La festa finirà quando i commensali saranno sazi, o sarà rimasto ben poco da mangiare. Di nuovo torna in mente come paradigma quella Asolo dalla quale il poeta Robert Browning aveva ricavato il neologismo “asolare”, inteso come alitare del vento, respirare. E che si era tentato di ridurre a una sorta di ottavo nano veneto, protagonista non di una favola ma di un incubo. (Fine – La precedente puntataè stata pubblicata il 20 luglio)

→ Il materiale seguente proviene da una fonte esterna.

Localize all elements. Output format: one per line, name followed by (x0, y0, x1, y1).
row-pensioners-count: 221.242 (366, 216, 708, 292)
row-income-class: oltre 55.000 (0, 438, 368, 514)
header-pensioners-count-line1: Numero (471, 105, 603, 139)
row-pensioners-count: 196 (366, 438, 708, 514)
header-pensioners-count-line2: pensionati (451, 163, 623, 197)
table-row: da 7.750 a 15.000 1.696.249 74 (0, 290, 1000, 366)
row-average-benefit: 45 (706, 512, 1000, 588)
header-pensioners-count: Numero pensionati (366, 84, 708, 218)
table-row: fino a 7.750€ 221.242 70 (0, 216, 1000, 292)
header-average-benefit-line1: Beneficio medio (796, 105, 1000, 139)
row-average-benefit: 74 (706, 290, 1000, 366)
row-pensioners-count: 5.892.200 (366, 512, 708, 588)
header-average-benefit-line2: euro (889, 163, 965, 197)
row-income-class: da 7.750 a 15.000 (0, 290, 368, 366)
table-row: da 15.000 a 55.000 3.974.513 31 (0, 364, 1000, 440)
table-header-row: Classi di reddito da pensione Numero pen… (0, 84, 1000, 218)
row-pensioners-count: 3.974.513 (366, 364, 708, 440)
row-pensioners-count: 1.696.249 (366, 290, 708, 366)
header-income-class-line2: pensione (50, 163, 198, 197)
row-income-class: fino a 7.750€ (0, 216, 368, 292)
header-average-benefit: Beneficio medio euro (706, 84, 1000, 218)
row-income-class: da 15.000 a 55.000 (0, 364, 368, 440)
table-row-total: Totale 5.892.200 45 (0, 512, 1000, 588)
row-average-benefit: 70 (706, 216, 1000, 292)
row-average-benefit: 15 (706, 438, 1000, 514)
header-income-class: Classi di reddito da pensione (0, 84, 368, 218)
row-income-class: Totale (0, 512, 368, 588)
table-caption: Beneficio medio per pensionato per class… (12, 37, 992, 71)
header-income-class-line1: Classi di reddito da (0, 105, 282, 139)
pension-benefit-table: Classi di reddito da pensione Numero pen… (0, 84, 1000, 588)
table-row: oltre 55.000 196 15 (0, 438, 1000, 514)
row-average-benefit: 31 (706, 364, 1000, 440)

I numeri di un’aggressione senza fine
Il Veneto è da tempo tra le regioni più edificate d’Italia, specie sul piano degli investimenti nell’edilizia industriale e commerciale: già negli anni Settanta il volume complessivo di fabbricati non residenziali aveva raggiunto quello delle abitazioni (circa 176 milioni di metri cubi); nel decennio successivo la tendenza si è accentuata, e negli anni Novanta il volume complessivo edificato era stato di 179 milioni di metri cubi per magazzini, capannoni e uffici, contro i 101 delle case. A fine secolo, l’ammontare di fabbricati non residenziali progettati in Veneto rappresentava il 18 e mezzo per cento della produzione complessiva italiana, livello inferiore alla sola Lombardia. Con un addensamento in particolare nell’area centrale della regione, vale a dire il nucleo dell’area metropolitana concettuale che si vorrebbe estesa all’intero Veneto, magari con punte in Friuli, almeno fino a Pordenone, considerando l’omogeneità degli insediamenti. Tendenza proseguita negli anni Duemila col proliferare di capannoni oggi in buona misura dismessi.